Alcohol is not the only substance that destroys lives on the road. Increasingly, police and emergency services report collisions where the driver was not drunk, but drug-impaired — often without realising how profoundly their abilities had been altered.
Drug driving is more complex than alcohol because the effects are unpredictable, inconsistent, and often invisible until the moment everything goes wrong.
Whether taken recreationally, medicinally, or out of curiosity, drugs change the way the brain processes movement, distance, light, sound, and time. They create a false sense of confidence — and confidence behind the wheel can be fatal.
The Myth of “Feeling Fine”
One of the most dangerous misconceptions is: “I feel okay.”
Feeling okay means nothing. Many drugs dull anxiety, heighten relaxation, or boost alertness, masking the very symptoms that make driving unsafe.
Stimulants can make a driver restless, aggressive, or hypersensitive to sights and sounds.
Cannabis can slow reaction times, distort time perception, and reduce coordination.
Prescription painkillers or sedatives can cause drowsiness and delayed decision-making.
Recreational drugs can cause confusion, panic, impulsive behaviour, and tunnel vision — all catastrophic when travelling at speed.

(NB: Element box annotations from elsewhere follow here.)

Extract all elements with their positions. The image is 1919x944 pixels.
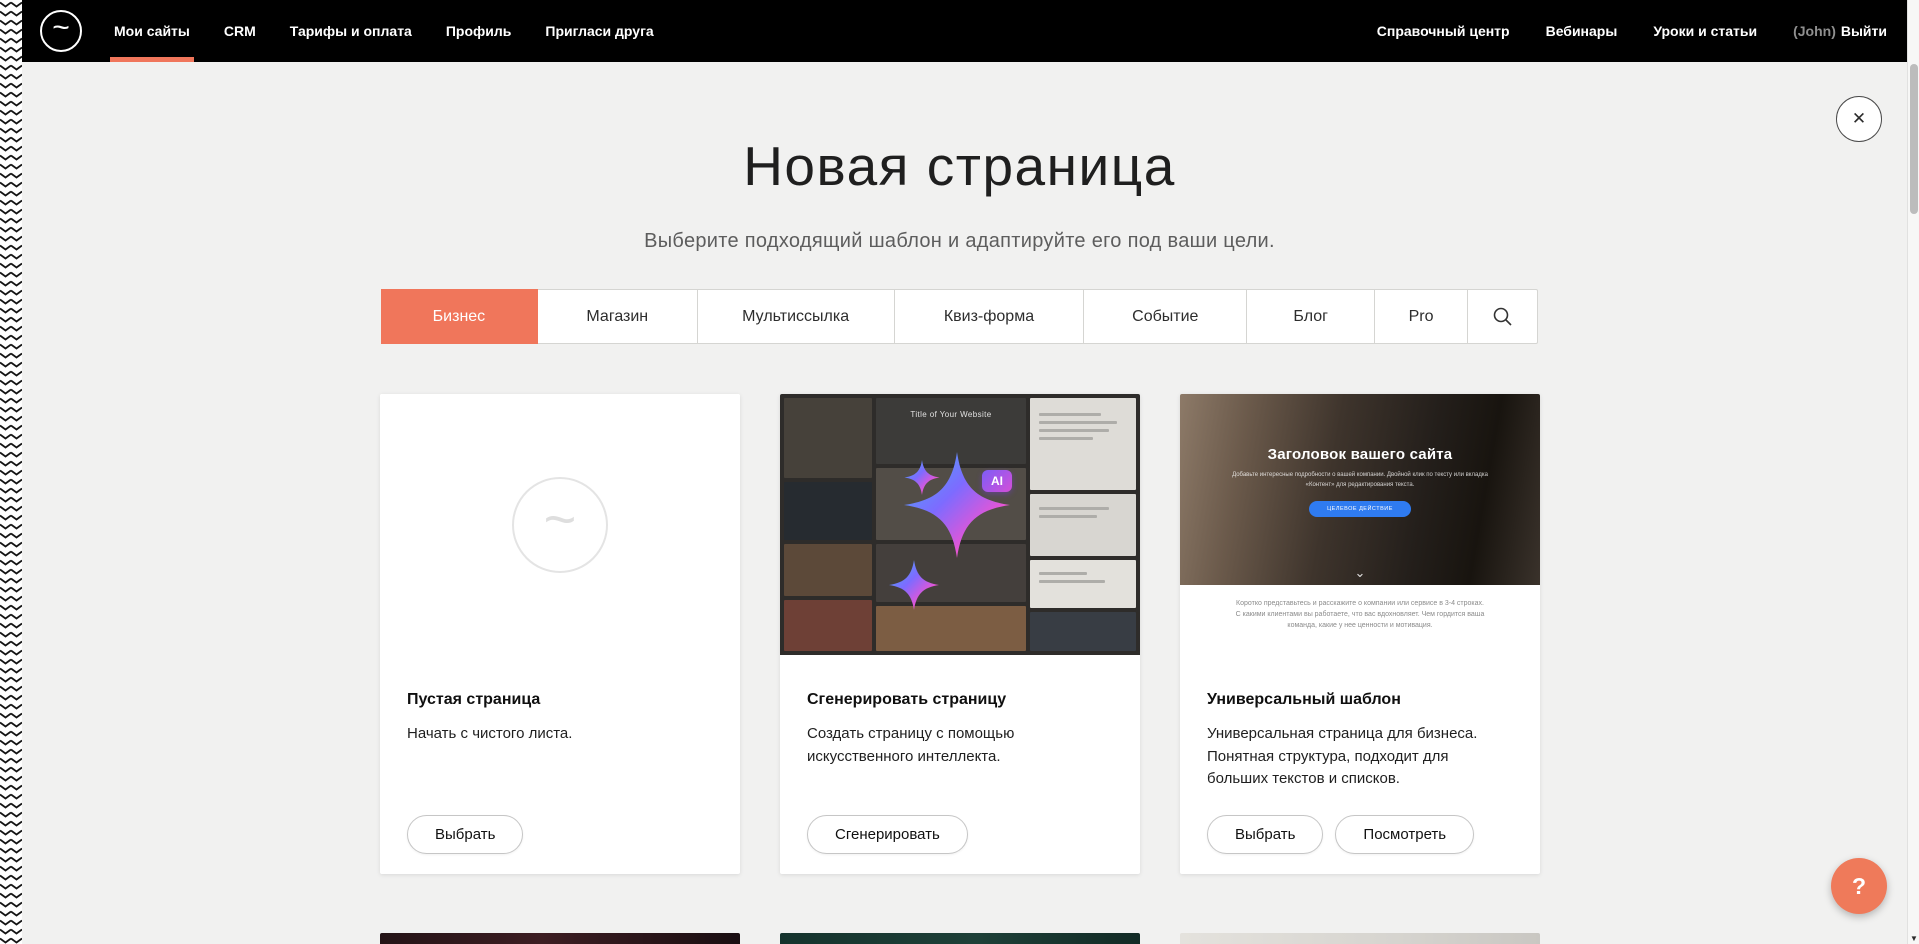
help-button[interactable]: ? xyxy=(1831,858,1887,914)
user-name: (John) xyxy=(1793,23,1836,39)
nav-lessons-articles[interactable]: Уроки и статьи xyxy=(1653,23,1757,39)
template-hero-subtitle: Добавьте интересные подробности о вашей … xyxy=(1225,470,1495,490)
template-card-blank-page: ~ Пустая страница Начать с чистого листа… xyxy=(380,394,740,874)
card-title: Универсальный шаблон xyxy=(1207,691,1513,709)
scrollbar-thumb[interactable] xyxy=(1910,64,1918,214)
choose-universal-button[interactable]: Выбрать xyxy=(1207,815,1323,854)
logout-label: Выйти xyxy=(1841,23,1887,39)
template-card-ai-generate: Title of Your Website xyxy=(780,394,1140,874)
tilda-logo-glyph: ~ xyxy=(52,13,70,43)
page-scrollbar[interactable]: ▼ xyxy=(1907,0,1919,944)
generate-page-button[interactable]: Сгенерировать xyxy=(807,815,968,854)
universal-template-preview: Заголовок вашего сайта Добавьте интересн… xyxy=(1180,394,1540,667)
nav-crm[interactable]: CRM xyxy=(224,0,256,62)
template-category-tabs: Бизнес Магазин Мультиссылка Квиз-форма С… xyxy=(381,289,1538,344)
tab-business[interactable]: Бизнес xyxy=(381,289,538,344)
search-icon xyxy=(1492,306,1514,328)
scroll-down-arrow-icon[interactable]: ▼ xyxy=(1908,934,1919,943)
page-subtitle: Выберите подходящий шаблон и адаптируйте… xyxy=(0,230,1919,253)
template-body-text: Коротко представьтесь и расскажите о ком… xyxy=(1234,598,1486,632)
ai-badge: AI xyxy=(982,470,1012,492)
nav-tariffs[interactable]: Тарифы и оплата xyxy=(290,0,412,62)
chevron-down-icon: ⌄ xyxy=(1180,565,1540,581)
template-cards-next-row xyxy=(380,933,1540,944)
tab-shop[interactable]: Магазин xyxy=(538,290,698,343)
preview-universal-button[interactable]: Посмотреть xyxy=(1335,815,1474,854)
tab-event[interactable]: Событие xyxy=(1084,290,1247,343)
preview-site-title: Title of Your Website xyxy=(876,410,1026,419)
zigzag-edge-decoration xyxy=(0,0,22,944)
nav-my-sites[interactable]: Мои сайты xyxy=(114,0,190,62)
page-title: Новая страница xyxy=(0,134,1919,198)
blank-page-preview: ~ xyxy=(380,394,740,655)
navbar-left-menu: Мои сайты CRM Тарифы и оплата Профиль Пр… xyxy=(114,0,654,62)
top-navbar: ~ Мои сайты CRM Тарифы и оплата Профиль … xyxy=(0,0,1907,62)
card-description: Универсальная страница для бизнеса. Поня… xyxy=(1207,723,1507,791)
tab-blog[interactable]: Блог xyxy=(1247,290,1375,343)
ai-sparkle-icon xyxy=(852,424,1062,624)
close-icon: ✕ xyxy=(1852,109,1866,129)
tab-search[interactable] xyxy=(1468,290,1537,343)
template-body-section: Коротко представьтесь и расскажите о ком… xyxy=(1180,585,1540,667)
card-description: Начать с чистого листа. xyxy=(407,723,707,746)
template-hero-section: Заголовок вашего сайта Добавьте интересн… xyxy=(1180,394,1540,585)
template-card-partial xyxy=(1180,933,1540,944)
template-hero-cta-button: ЦЕЛЕВОЕ ДЕЙСТВИЕ xyxy=(1309,501,1411,517)
card-title: Сгенерировать страницу xyxy=(807,691,1113,709)
template-cards-grid: ~ Пустая страница Начать с чистого листа… xyxy=(380,394,1540,874)
close-button[interactable]: ✕ xyxy=(1836,96,1882,142)
tilda-logo[interactable]: ~ xyxy=(40,10,82,52)
nav-invite-friend[interactable]: Пригласи друга xyxy=(545,0,653,62)
tab-pro[interactable]: Pro xyxy=(1375,290,1468,343)
nav-logout[interactable]: (John) Выйти xyxy=(1793,23,1887,39)
tab-quiz-form[interactable]: Квиз-форма xyxy=(895,290,1085,343)
tilda-watermark-glyph: ~ xyxy=(544,486,577,551)
card-title: Пустая страница xyxy=(407,691,713,709)
card-description: Создать страницу с помощью искусственног… xyxy=(807,723,1107,768)
tilda-watermark-icon: ~ xyxy=(512,477,608,573)
template-hero-title: Заголовок вашего сайта xyxy=(1180,394,1540,463)
template-card-partial xyxy=(380,933,740,944)
nav-webinars[interactable]: Вебинары xyxy=(1546,23,1618,39)
template-card-universal: Заголовок вашего сайта Добавьте интересн… xyxy=(1180,394,1540,874)
ai-generate-preview: Title of Your Website xyxy=(780,394,1140,655)
choose-blank-button[interactable]: Выбрать xyxy=(407,815,523,854)
tab-multilink[interactable]: Мультиссылка xyxy=(698,290,895,343)
template-card-partial xyxy=(780,933,1140,944)
nav-help-center[interactable]: Справочный центр xyxy=(1377,23,1510,39)
navbar-right-menu: Справочный центр Вебинары Уроки и статьи… xyxy=(1377,23,1887,39)
nav-profile[interactable]: Профиль xyxy=(446,0,512,62)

None of these effects are visible in the mirror. A driver may feel in control but still be seconds away from disaster.
The Moment Control is Lost
Drug-impaired collisions often have a similar pattern:
— A bend taken too fast.
— A pedestrian stepping out sooner than expected.
— A cyclist approaching from the side.
— A red light misjudged by a fraction of a second.
These fractions — the blink, the hesitation, the delayed brake — are precisely where lives end.
Emergency responders describe drug-related crashes as some of the most violent they attend. Without the natural reflexes that sober drivers rely on, the impact is often faster, harder, and less controlled. And in the aftermath, the driver’s shock is palpable. Many had no idea their reactions were so compromised.
When the Body Forgets What the Mind Believes
Drugs don’t simply impair judgement — they disconnect it.
They make the mind believe the body is capable of things it no longer is.
A driver under the influence may think they are driving smoothly, while drifting across lanes. They may believe they are alert, but miss a hazard entirely. They may assume they are calm, while making erratic, dangerous choices that endanger everyone around them.
The Silent Consequences
Just like with alcohol, the devastation extends beyond the crash.
The driver faces a lifetime of guilt.
The families suffer the same unbearable loss.
Police officers must once again witness scenes they can never forget.
But drug driving carries an additional cruelty: many drivers genuinely did not expect it. They underestimated the substance, overestimated their control, or believed that “natural” or “prescribed” meant “safe”.
It does not.
A Straightforward Truth
If you are taking anything — legal or illegal — that changes the way you think, feel, or react, you should not drive.
If a medicine warns of drowsiness, do not drive.
If you have consumed a recreational drug, do not drive.
If you feel different, slowed, sharpened, relaxed, restless, detached — do not drive.
The road does not care why you are impaired.
Only that you are.
A Closing Word
This festive season, with celebrations stretching late into the night, remember one simple rule:
If your mind is altered, your driving is altered — and the consequences can destroy lives.
Choose safety.
Choose responsibility.
Choose not to drive under the influence of anything.